Chinese-American industrial engineer

Leyuan Shi is a Chinese-American industrial engineer and a professor in the Department of Industrial and Systems Engineering of the University of Wisconsin–Madison. Her research focuses on the modeling, simulation, and optimization of large-scale systems for smart manufacturing, supply chains, and communications.

==Education and career==
Shi studied mathematics at Nanjing Normal University, graduating in 1982. After a second master's degree in applied mathematics in 1985 from Tsinghua University, she went to Harvard University for continued study in applied mathematics. She earned a second master's degree there in 1990, and completed her Ph.D. in 1992. Her doctoral dissertation, Optimization of Discrete Event Dynamic Systems, was supervised by Yu-Chi Ho.

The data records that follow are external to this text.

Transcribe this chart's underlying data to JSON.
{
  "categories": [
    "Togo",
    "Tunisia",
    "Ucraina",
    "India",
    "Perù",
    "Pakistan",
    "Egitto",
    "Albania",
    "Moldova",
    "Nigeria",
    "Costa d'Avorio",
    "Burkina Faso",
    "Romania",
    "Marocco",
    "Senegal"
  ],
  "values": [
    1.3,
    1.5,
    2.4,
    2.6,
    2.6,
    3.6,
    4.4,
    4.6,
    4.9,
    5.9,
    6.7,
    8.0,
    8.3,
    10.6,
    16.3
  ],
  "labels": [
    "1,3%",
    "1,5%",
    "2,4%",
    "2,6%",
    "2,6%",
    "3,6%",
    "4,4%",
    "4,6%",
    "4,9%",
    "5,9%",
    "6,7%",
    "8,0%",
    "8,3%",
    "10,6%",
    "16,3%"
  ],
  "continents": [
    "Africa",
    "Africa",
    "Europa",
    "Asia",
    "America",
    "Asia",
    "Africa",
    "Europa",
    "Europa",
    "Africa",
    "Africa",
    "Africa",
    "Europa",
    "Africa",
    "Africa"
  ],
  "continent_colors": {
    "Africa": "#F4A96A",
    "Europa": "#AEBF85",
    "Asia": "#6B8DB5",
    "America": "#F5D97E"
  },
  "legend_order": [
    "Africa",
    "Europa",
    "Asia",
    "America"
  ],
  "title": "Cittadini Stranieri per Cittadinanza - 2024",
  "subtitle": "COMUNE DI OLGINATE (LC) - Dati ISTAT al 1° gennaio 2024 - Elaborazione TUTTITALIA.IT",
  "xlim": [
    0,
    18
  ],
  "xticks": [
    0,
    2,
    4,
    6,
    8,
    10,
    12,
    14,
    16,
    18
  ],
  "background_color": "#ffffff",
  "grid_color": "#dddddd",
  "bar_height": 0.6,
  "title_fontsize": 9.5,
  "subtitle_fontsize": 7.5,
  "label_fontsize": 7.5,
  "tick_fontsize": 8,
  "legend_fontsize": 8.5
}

After joining the University of Wisconsin, Shi founded a spinoff company in 1995 named LS Optimal. In 2010 she took a leave from Wisconsin to join the Department of Industrial Engineering and Management at Peking University. In 2020 she was named as director of Wisconsin's Center for Quick Response Manufacturing.

==Books==
Shi's books include:
- Modeling, Control and Optimization of Complex Systems (edited with Weibo Gong, Springer, 2003)
- Nested Partitions Method, Theory and Applications (with Sigurdur Ólafsson, Springer, 2009)
- Supply Chain Management and Logistics: Innovative Strategies and Practical Solutions (edited with Zhe Liang and W. Art Chaovalitwongse, CRC Press, 2016)

==Recognition==
Shi was elected as an IEEE Fellow in 2011.